L’apprendimento musicale
Sentire, ascoltare e capire, sono i tre “percorsi” dell’apprendimento musicale permessi dall’organizzazione del nostro sistema nervoso centrale. E questo vale per tutti, indipendentemente dal livello delle competenze musicali. È per questo che lo studio dei dati neurofisiologici, basato sugli effetti cerebrali degli ascolti musicali, conduce alla conclusione dell’esistenza di centri universali della musica. Ogni essere umano che abbia un sistema nervoso centrale integro, ha, infatti, la stessa possibilità di recepire il messaggio sonoro. Se la musica fosse soltanto un linguaggio codificato secondo caratteri analizzabili a livello dei centri nervosi, solo i soggetti di un medesimo livello culturale farebbero registrare lo stesso livello di recettività. Ma la musica è linguaggio degli affetti e funziona con tutti.
Certo, però, che una cosa è la neurofisiologia dell’ascolto della musica, altra cosa sono i dati psicologici che permettono di capire perché la ricettività differisce da un soggetto all’altro. I suoni, le vibrazioni trasmesse dall’orecchio alla corteccia cerebrale si trasformano in emozioni in tutti gli esseri umani. Eppure l’intensità e la natura di queste risposte non saranno uguali per tutti i soggetti sottoposti all’ascolto di uno stesso brano musicale.

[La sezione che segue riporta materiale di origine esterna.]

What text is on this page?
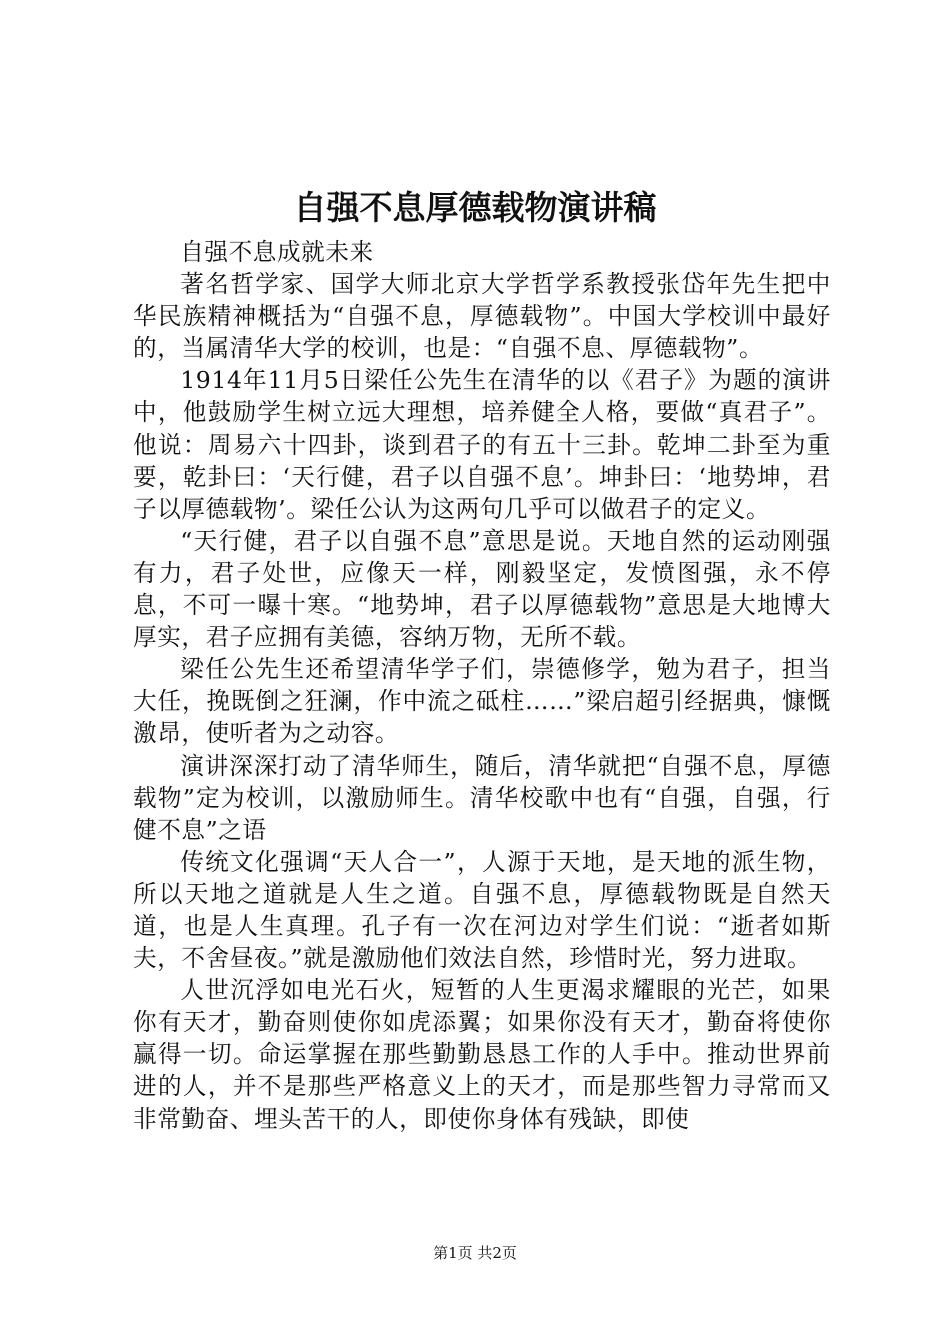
自强不息厚德载物演讲稿

自强不息成就未来

著名哲学家、国学大师北京大学哲学系教授张岱年先生把中华民族精神概括为“自强不息，厚德载物”。中国大学校训中最好的，当属清华大学的校训，也是：“自强不息、厚德载物”。

1914年11月5日梁任公先生在清华的以《君子》为题的演讲中，他鼓励学生树立远大理想，培养健全人格，要做“真君子”。他说：周易六十四卦，谈到君子的有五十三卦。乾坤二卦至为重要，乾卦曰：‘天行健，君子以自强不息’。坤卦曰：‘地势坤，君子以厚德载物’。梁任公认为这两句几乎可以做君子的定义。

“天行健，君子以自强不息”意思是说。天地自然的运动刚强有力，君子处世，应像天一样，刚毅坚定，发愤图强，永不停息，不可一曝十寒。“地势坤，君子以厚德载物”意思是大地博大厚实，君子应拥有美德，容纳万物，无所不载。

梁任公先生还希望清华学子们，崇德修学，勉为君子，担当大任，挽既倒之狂澜，作中流之砥柱……”梁启超引经据典，慷慨激昂，使听者为之动容。

演讲深深打动了清华师生，随后，清华就把“自强不息，厚德载物”定为校训，以激励师生。清华校歌中也有“自强，自强，行健不息”之语

传统文化强调“天人合一”，人源于天地，是天地的派生物，所以天地之道就是人生之道。自强不息，厚德载物既是自然天道，也是人生真理。孔子有一次在河边对学生们说：“逝者如斯夫，不舍昼夜。”就是激励他们效法自然，珍惜时光，努力进取。

人世沉浮如电光石火，短暂的人生更渴求耀眼的光芒，如果你有天才，勤奋则使你如虎添翼；如果你没有天才，勤奋将使你赢得一切。命运掌握在那些勤勤恳恳工作的人手中。推动世界前进的人，并不是那些严格意义上的天才，而是那些智力寻常而又非常勤奋、埋头苦干的人，即使你身体有残缺，即使

第1页 共2页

Cioè, potrebbero esserlo ma
- non è un regola che lo siano, anche se i soggetti hanno la stessa cultura musicale;
- è molto più facile che le risposte siano differenti.
Effetti diversi della musica sul cervello
Così,
- un soggetto in perfetto stato di rilassamento muscolare, tradurrà la sua emozione in immagini visive.
- Un altro sarà pervaso da sensazioni di astratta bellezza.
- Ad un terzo affioreranno ricordi, mentre
- ad un quarto verrà spontaneo muoversi al ritmo di quella musica.
Da queste differenze tra individui deriva il tipo di recettività che rende unica e personale l’esperienza musicale. Come unica e personale è la musicoterapia che si rende necessaria nel caso di interventi riabilitativi e terapeutici.
Se, dunque, è vera l’affermazione “a ciascuno la propria musica”, è altrettanto vera quella secondo cui “a ciascuno la propria musicoterapia”. Conosciamo, infatti, le premesse scientifiche alla musica che cura. Bene: declinarle in base al gradimento e all’esperienza personale amplifica gli effetti di interventi mirati per il benessere delle persone.